C’est l’histoire francophone d’une édition 2004 des Nuits de Champagne dont tous les ingrédients sont réunis depuis longtemps. Depuis qu’un Français particulier et un certain Canadien sont entrés dans la jeune vie d’une chanteuse née dans la banlieue de Bruxelles. Tout commence en effet par une histoire belge : celle de Claudine Luypaerts. Ses parents musiciens sont “fous de chanson et de tous les styles de musiques”. Elle intègre ces influences, danse et chante toute son enfance. A neuf ans, elle se prend d’une passion qui dure encore pour Claude Nougaro, qui lui offrira ses premières grandes scènes. A treize ans, elle s’inscrit au fan-club de Michel Fugain (dans le rôle du Français) ; de leur rencontre ultérieure naîtra une amitié indéfectible.
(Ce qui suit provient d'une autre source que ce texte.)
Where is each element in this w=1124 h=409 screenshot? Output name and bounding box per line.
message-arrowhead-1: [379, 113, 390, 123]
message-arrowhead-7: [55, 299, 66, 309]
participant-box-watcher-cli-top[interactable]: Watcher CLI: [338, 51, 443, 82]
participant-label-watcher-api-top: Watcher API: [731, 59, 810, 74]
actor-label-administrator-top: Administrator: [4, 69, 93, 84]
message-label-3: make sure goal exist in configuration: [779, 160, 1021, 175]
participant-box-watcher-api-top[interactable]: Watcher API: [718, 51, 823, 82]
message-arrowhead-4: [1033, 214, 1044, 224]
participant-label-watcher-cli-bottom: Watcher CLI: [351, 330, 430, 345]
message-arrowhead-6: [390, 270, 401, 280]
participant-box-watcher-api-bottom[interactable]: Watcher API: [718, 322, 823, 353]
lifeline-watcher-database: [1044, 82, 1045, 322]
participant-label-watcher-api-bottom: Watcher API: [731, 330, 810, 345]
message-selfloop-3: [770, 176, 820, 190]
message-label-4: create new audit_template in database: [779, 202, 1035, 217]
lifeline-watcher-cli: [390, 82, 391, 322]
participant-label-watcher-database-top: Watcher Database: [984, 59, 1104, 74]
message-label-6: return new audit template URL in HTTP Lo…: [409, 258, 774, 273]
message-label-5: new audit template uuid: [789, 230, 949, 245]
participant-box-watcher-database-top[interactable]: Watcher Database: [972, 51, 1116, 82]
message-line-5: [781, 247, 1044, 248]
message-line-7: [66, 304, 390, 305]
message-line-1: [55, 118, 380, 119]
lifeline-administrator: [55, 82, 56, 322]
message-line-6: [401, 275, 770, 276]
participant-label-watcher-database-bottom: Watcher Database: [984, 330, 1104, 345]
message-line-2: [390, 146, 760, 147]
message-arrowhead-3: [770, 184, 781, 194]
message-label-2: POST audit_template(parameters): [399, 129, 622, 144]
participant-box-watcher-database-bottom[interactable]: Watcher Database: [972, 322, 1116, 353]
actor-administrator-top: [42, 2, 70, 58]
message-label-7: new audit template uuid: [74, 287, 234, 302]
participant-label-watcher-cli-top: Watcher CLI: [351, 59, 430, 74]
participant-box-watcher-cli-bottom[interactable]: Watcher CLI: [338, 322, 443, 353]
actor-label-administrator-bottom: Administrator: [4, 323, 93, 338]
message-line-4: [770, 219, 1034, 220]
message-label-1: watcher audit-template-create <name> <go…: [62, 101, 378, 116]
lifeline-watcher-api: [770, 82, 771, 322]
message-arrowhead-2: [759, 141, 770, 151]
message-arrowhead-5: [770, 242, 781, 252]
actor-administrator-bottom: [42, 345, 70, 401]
A dix-sept ans, elle est présentée par Pierre Barouh, producteur de ses premiers disques, à Daniel Lavoie (le Canadien) qui deviendra lui aussi un ami de toujours. Si notre héroïne est d’une culture éclectique et prend bien soin de “rester ouverte”, elle est particulièrement éprise de musiques latines (tout comme Pierre Barouh, Michel Fugain et Claude Nougaro), représentées dans la programmation de ces Nuits par Vicente Amigo, Márcio Faraco et Cesaria Evora. De son autre “patrie” le Québec (où est installé Daniel Lavoie), nous viennent Jorane et le Rwandais Corneille, précédés des cousins acadiens de Suroît. Nougaro est “présent” pour un hommage exceptionnel que lui rendent quatre grands musiciens de jazz qui eurent le bonheur de l’accompagner.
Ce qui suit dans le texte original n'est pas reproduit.